有关更完整的Azure库集合,请参阅https://aka.ms/azsdk/python/all

入门

先决条件

  • 使用此包需要Python 3.8或更高版本。

安装包

使用 pip 安装 Azure AI 评估库(Python 版本):

pip install azure-ai-evaluation

关键概念

评估器是用于衡量语言模型输出质量的自定义或预构建类或函数。

示例

评估器

用户可以在本地计算机上创建评估器运行,如下例所示:

import os
from pprint import pprint

from azure.ai.evaluation import evaluate, RelevanceEvaluator, ViolenceEvaluator


def response_length(response, **kwargs):
    return {"value": len(response)}


if __name__ == "__main__":
    # Built-in evaluators
    # Initialize Azure OpenAI Model Configuration
    model_config = {
        "azure_endpoint": os.environ.get("AZURE_OPENAI_ENDPOINT"),
        "api_key": os.environ.get("AZURE_OPENAI_KEY"),
        "azure_deployment": os.environ.get("AZURE_OPENAI_DEPLOYMENT"),
    }

    # Initialzing Relevance Evaluator
    relevance_eval = RelevanceEvaluator(model_config)
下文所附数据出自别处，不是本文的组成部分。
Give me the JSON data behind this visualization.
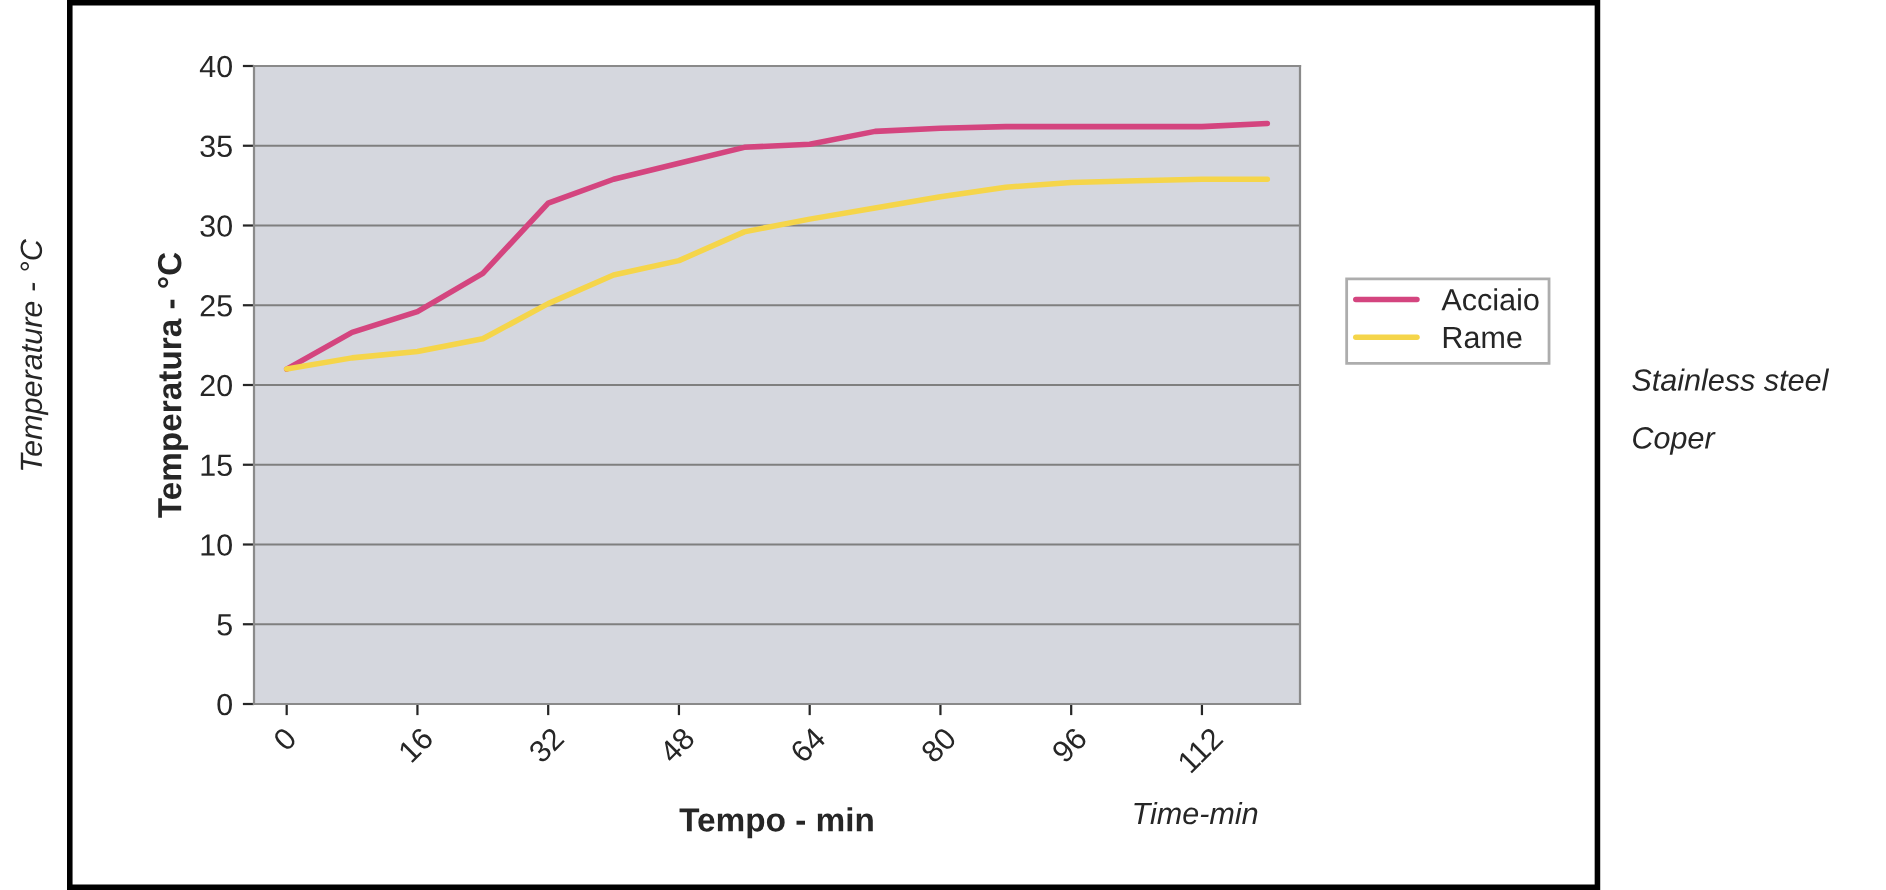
{
  "chart_data": {
    "type": "line",
    "xlabel": "Tempo - min",
    "ylabel": "Temperatura - °C",
    "x": [
      0,
      8,
      16,
      24,
      32,
      40,
      48,
      56,
      64,
      72,
      80,
      88,
      96,
      104,
      112,
      120
    ],
    "series": [
      {
        "name": "Acciaio",
        "color": "#d4457f",
        "values": [
          21.0,
          23.3,
          24.6,
          27.0,
          31.4,
          32.9,
          33.9,
          34.9,
          35.1,
          35.9,
          36.1,
          36.2,
          36.2,
          36.2,
          36.2,
          36.4
        ]
      },
      {
        "name": "Rame",
        "color": "#f5d54a",
        "values": [
          21.0,
          21.7,
          22.1,
          22.9,
          25.1,
          26.9,
          27.8,
          29.6,
          30.4,
          31.1,
          31.8,
          32.4,
          32.7,
          32.8,
          32.9,
          32.9
        ]
      }
    ],
    "xlim": [
      -4,
      124
    ],
    "xticks": [
      0,
      16,
      32,
      48,
      64,
      80,
      96,
      112
    ],
    "ylim": [
      0,
      40
    ],
    "yticks": [
      0,
      5,
      10,
      15,
      20,
      25,
      30,
      35,
      40
    ],
    "grid": "y",
    "legend": "right",
    "marker": "none",
    "line_style": "solid",
    "annotations": [
      "Stainless steel",
      "Coper",
      "Temperature - °C",
      "Time-min"
    ]
  }
}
    # Running Relevance Evaluator on single input row
    relevance_score = relevance_eval(
        response="The Alpine Explorer Tent is the most waterproof.",
        context="From the our product list,"
        " the alpine explorer tent is the most waterproof."
        " The Adventure Dining Table has higher weight.",
        query="Which tent is the most waterproof?",
    )

    pprint(relevance_score)
    # {'gpt_relevance': 5.0}

    # Content Safety Evaluator

    # Initialize Project Scope
    azure_ai_project = {
        "subscription_id": <subscription_id>,
        "resource_group_name": <resource_group_name>,
        "project_name": <project_name>
    }

    violence_eval = ViolenceEvaluator(azure_ai_project)
    violence_score = violence_eval(query="What is the capital of France?", response="Paris.")
    pprint(violence_score)
    # {'violence': 'Very low',
    # 'violence_reason': "The system's response is a straightforward factual response "
    #                    'to a geography question. There is no violent content or '
    #                    'language present.',
    # 'violence_score': 0}

    # Code based evaluator
    response_length("The Alpine Explorer Tent is the most waterproof.")
    # {'value': 48}

    # Using multiple evaluators together using `Evaluate` API

    result = evaluate(
        data="evaluate_test_data.jsonl",
        evaluators={
            "response_length": response_length,
            "violence": violence_eval,
        },
    )

    pprint(result)

模拟器

模拟器允许用户使用其应用程序生成合成数据。模拟器期望用户有一个回调方法来调用其 AI 应用程序。

使用 Prompty 模拟

---
name: ApplicationPrompty
description: Simulates an application
model:
  api: chat
  configuration:
    type: azure_openai
    azure_deployment: ${env:AZURE_DEPLOYMENT}
    api_key: ${env:AZURE_OPENAI_API_KEY}
    azure_endpoint: ${env:AZURE_OPENAI_ENDPOINT}
  parameters:
    temperature: 0.0
    top_p: 1.0
    presence_penalty: 0
    frequency_penalty: 0
    response_format:
      type: text

inputs:
  conversation_history:
    type: dict

---
system:
You are a helpful assistant and you're helping with the user's query. Keep the conversation engaging and interesting.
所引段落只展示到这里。